3D Interpretation of Dynamic and Non-Rigid Scenes

Amnon Shashua
School of Computer Science and Eng.
Hebrew University of Jerusalem, Israel

Monday, October 15, 2001, 4:15PM
Gates B01
http://robotics.stanford.edu/ba-colloquium/

Abstract

The problem of three-dimensional (3D) interpretation from multiple two-dimensional (2D) images is perhaps the oldest and most basic topic in visual interpretation. Since objects in the world are generally 3D and the images they create on our retina are 2D, there is a natural question of how a visual system might go about compensating for the loss of information due to the projection from 3D to 2D. This question is fundamental to a wide variety of visual tasks. For example, the images a 3D object generated while changing pose would vary considerably in appearance, thus in the course of matching a picture of an unknown object to a library of pictures requires some notion of "invariance" to pose. Other examples include Ego-motion, sensing ones own 6-dof motion from the sequence of images falling on the retina, and various applications outside the realm of visual interpretation such as 3D model building, augmented reality, view interpolation and synthesis - and so forth.

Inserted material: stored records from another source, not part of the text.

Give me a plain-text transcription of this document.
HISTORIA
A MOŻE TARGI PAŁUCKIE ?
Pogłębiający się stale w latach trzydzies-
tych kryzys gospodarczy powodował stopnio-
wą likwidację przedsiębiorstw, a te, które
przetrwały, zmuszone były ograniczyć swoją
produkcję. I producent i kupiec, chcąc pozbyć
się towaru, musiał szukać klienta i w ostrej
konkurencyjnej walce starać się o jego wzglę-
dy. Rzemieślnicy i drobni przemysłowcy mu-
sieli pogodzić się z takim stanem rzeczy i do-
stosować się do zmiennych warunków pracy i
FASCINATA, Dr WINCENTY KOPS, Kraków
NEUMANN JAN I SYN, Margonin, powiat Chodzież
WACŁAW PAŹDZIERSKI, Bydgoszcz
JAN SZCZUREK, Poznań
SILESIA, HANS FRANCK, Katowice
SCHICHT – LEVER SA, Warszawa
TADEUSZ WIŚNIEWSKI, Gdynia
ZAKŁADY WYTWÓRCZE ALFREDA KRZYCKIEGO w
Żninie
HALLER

During the past decade much progress has been made by many researchers to gain a complete understanding of the possible invariances and intrinsic structures one can obtain from image measurements alone across multiple images and apply those techniques to applications in modeling, visual recognition and graphics.

In this talk I will describe an emerging new topic in the analysis of 3D information. I will describe techniques which extend the envelope of analysis from static/rigid scenes to dynamic/non-rigid configurations. In other words, the 3D scene features are allowed to change positions in a non-rigid manner while the camera pose is changing - and the algebraic treatment of this phenomenon will be shown to be general and scalable to various domains and applications. I will demonstrate these techniques as applied to multi-body segmentation, visual recognition of non-rigid bodies ("action" understanding), and multiple dynamic point configurations.

This is joint work over the course of two years with Shai Avidan, Anat Levin, Yoni Wexler and Lior Wolf.

About the Speaker

Amnon Shashua is an Associate Professor at the School of Computer Science and Engineering at Hebrew University of Jerusalem, Israel, and is presently on sabbatical at Stanford University. He received his Ph.D. degree in Computational Neuroscience, working at the Artificial Intelligence Laboratory, from the Massachusetts Institute of Technology (MIT), in 1993. His main research interests are in computer vision and computational modeling of human vision. His work includes early visual processing of Saliency and Grouping mechanisms, Visual Recognition, Image Synthesis for Animation and Graphics, and Theory of Computer Vision in the areas of three-dimensional processing from a collection of two-dimensional views.

Some of the papers covering the topic of this talk have been awarded the "best paper award" in ECCV 2000, and the "honorable mention of the Marr Prize" in ICCV 2001 - both awards jointly with his student and coauthor Lior Wolf.